MILAN (Reuters) - Italian car maker Fiat SpA was set to close its takeover of Chrysler on Wednesday in an ambitious move to survive and grow out of one of the worst crises in global auto industry.
Fiat shares traded 4.1 percent higher at 7.79 euros at 5:45 a.m. -- twice the rise in the DJ Stoxx auto sector -- following news that the U.S. Supreme Court had removed the final obstacle to the deal on Tuesday.
In a victory for the U.S. administration driving the restructuring of bankrupt Chrysler, the Supreme Court on Tuesday denied a request from Indiana pension funds to delay the sale.

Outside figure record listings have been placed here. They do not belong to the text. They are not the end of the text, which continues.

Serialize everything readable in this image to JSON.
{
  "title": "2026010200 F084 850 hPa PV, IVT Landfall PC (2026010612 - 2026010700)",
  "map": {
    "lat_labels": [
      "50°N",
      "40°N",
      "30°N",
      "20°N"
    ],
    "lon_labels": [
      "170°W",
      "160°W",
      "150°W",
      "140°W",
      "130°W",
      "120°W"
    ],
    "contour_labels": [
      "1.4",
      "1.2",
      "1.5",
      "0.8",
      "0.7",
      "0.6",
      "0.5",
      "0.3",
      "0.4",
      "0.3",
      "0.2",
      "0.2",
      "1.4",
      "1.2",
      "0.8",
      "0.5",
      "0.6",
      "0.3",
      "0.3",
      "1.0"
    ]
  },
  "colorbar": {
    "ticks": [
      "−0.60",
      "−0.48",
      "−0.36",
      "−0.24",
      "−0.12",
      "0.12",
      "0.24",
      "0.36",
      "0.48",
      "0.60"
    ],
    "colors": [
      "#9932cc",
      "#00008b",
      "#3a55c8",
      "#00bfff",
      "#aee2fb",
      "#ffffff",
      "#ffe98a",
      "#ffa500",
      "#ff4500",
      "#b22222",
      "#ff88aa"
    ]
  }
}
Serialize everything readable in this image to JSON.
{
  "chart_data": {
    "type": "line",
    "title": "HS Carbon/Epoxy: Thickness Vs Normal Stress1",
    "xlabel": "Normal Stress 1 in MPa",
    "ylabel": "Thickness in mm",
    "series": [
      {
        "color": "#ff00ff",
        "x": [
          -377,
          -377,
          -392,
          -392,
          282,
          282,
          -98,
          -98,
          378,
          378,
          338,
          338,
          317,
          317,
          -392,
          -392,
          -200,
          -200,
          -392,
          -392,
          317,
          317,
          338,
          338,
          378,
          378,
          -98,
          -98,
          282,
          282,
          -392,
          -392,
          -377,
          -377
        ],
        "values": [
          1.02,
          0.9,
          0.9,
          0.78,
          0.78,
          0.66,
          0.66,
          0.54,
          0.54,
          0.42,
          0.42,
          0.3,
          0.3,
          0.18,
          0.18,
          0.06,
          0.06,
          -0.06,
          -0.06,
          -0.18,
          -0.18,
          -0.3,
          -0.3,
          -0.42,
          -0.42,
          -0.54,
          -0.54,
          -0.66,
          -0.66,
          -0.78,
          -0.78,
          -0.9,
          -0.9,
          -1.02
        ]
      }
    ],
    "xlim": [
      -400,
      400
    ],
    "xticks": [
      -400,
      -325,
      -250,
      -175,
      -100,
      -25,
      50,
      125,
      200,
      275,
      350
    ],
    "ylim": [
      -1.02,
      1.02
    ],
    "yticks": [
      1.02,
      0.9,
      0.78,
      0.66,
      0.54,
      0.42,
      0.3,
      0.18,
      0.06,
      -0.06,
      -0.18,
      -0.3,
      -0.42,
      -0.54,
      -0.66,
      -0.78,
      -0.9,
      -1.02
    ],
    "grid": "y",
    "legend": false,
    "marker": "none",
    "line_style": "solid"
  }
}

“The news from the Supreme Court is very good for Fiat,” one Milan trader told Reuters.
Fiat is joined by a union-aligned trust and the U.S. and Canadian governments in taking over the best parts of Chrysler. Fiat is expected to close the deal by 1400 GMT, according to two sources familiar with the procedure.
In a statement, Fiat said it would occur shortly.
Fiat began looking for partners to gain scale late last year when the crisis came into full force, leading to a dramatic drop in car sales. This year is expected to be no different.
CSM Worldwide, an industry consultancy, has forecast a 20 percent drop in global production to 52 million vehicles this year as car makers lay off workers and leave their factories idle in the face of a sharp drop in demand.
Others in the industry do not feel the urgency to look for partners. Renault-Nissan Chief Executive Carlos Ghosn, for example, said on Wednesday his group had no problem with scale.
In Fiat’s case, CSM Worldwide said it saw a “tremendous amount of risk” in trying to revive Chrysler.
SG Securities analyst Eric-Alain Michelis said turning around Chrysler would prove to be a tougher challenge for Fiat than convincing U.S. authorities of its plans for the U.S. car maker.
Not only did it have to renew an aging product line but also persuade former customers to buy a Chrysler again.
Fiat has sent a team of executives and engineers to Detroit to work with Chrysler to cut costs and prepare for the U.S. launch of the Cinquecento (500), Fiat’s popular small car.
Its stake in Chrysler will start at 20 percent and should rise to 35 percent over time.
Fiat has had a harder time of persuading people in Germany of its plans to create a world giant in car industry.
It lost out to Canadian car parts market Magna International for General Motors Corp’s Opel unit although the government invited it to improve its bid.
The sale is part of GM’s restructuring, which saw it enter court protection on June after Chrysler sought bankruptcy on April 30.
Erich Merkle, an independent auto analyst based in Grand Rapids, Michigan, said the court’s decision on Chrysler was good news for GM because it was using a similar quick-sale strategy to facilitate its way through bankruptcy.